Paper detail

DFT insights into the new Hf-based chalcogenide MAX phase Hf2SeC

The physical characteristics of the novel chalcogenide MAX phase Hf2SeC have been investigated using the DFT method. The obtained lattice constant and elastic constants (Cij) are compared with previous results to check the consistency of our setting parameters during calculations Moreover, the elastic properties such as elastic constants, moduli, anisotropy, and hardness are also compared with preexisting MAX phases of its kind. The checking of mechanical stability has been done based on Cij in accordance with the previously stated stability criteria.

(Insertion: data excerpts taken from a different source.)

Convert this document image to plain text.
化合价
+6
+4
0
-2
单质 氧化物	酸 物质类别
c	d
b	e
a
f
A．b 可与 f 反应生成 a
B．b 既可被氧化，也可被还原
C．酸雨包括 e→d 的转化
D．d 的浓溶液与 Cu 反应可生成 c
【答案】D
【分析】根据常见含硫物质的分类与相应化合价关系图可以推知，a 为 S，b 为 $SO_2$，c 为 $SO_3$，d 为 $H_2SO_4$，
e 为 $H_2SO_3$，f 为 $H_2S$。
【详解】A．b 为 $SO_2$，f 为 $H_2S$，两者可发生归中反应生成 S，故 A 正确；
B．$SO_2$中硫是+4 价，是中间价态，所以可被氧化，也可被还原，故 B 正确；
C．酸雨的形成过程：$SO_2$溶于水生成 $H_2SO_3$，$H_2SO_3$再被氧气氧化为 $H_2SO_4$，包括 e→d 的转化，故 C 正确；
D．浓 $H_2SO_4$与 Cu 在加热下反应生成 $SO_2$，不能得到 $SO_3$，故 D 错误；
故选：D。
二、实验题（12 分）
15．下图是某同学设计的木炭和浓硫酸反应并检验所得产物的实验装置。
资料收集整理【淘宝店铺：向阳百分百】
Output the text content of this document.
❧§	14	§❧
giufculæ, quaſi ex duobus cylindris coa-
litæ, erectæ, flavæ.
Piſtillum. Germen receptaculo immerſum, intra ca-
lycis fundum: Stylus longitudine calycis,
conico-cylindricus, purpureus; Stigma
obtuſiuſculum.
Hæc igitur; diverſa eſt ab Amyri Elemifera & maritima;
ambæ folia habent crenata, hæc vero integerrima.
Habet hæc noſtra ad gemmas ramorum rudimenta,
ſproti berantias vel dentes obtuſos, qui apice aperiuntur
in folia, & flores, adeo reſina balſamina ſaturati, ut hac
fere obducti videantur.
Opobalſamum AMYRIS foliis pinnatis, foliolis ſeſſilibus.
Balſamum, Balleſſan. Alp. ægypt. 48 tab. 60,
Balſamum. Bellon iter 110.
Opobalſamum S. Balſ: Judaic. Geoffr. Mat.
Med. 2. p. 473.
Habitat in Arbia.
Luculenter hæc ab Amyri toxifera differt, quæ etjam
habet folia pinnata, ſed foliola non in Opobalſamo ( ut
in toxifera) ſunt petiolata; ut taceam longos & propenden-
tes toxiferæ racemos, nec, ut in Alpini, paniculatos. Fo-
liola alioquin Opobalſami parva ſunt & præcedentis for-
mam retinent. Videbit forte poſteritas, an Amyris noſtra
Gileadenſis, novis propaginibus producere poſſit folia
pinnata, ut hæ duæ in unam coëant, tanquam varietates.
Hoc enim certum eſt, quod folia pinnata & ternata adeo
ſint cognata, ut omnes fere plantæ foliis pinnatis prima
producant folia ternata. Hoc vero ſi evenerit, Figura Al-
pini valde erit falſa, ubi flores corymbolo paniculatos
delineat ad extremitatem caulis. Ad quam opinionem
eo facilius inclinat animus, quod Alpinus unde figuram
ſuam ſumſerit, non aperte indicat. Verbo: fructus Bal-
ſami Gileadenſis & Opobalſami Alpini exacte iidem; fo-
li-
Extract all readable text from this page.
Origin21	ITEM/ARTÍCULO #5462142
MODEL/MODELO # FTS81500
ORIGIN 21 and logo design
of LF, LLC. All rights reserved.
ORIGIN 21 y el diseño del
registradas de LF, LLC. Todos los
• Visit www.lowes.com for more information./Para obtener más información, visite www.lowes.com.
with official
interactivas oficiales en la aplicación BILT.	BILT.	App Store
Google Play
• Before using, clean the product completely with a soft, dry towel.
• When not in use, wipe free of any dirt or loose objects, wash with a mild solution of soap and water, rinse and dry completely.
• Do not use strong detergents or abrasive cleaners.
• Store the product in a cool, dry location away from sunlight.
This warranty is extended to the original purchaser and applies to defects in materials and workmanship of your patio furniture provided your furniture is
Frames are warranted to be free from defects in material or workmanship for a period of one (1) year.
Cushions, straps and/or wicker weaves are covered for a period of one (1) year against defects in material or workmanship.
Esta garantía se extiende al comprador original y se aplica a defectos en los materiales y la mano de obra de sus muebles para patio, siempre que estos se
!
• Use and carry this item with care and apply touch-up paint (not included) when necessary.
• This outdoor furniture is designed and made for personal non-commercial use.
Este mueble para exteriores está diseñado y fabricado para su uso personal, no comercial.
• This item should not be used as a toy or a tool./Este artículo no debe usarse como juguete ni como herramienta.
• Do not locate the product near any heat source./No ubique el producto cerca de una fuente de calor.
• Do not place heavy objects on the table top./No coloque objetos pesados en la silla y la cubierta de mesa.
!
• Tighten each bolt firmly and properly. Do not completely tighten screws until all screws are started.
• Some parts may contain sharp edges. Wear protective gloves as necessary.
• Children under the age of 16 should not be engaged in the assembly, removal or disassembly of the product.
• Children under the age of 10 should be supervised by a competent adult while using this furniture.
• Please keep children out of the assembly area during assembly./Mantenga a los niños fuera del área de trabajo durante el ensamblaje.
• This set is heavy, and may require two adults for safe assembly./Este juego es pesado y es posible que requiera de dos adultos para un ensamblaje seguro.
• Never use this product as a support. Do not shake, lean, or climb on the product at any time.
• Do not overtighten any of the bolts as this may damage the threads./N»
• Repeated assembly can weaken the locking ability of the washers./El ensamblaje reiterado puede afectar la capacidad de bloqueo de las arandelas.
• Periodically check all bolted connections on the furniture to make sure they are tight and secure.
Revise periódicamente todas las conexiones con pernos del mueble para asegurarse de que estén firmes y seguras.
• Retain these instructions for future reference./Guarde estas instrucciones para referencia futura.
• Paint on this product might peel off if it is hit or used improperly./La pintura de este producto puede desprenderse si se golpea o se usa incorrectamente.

The reason for the higher hardness of Hf2SeC compared to Hf2SC is explained using the density of states (DOS). The brittleness character of Hf2SeC has been revealed using the Pugh ratio, Poisson ratio, and Cauchy pressure. The electronic properties (band structure and charge density mapping) of Hf2SeC are studied to disclose the metallic nature as well as bonding nature within the titled chalcogenide. The anisotropy in both electronic conductivity and mechanical properties is investigated. The temperature and pressure dependence of volume, Grüneisen parameter, Debye temperature, thermal expansion coefficient (TEC), and specific heat at constant volume (Cv) are explored. In addition, minimum thermal conductivity (Kmin) and melting point (Tm) are studied to explore its suitability for high-temperature applications.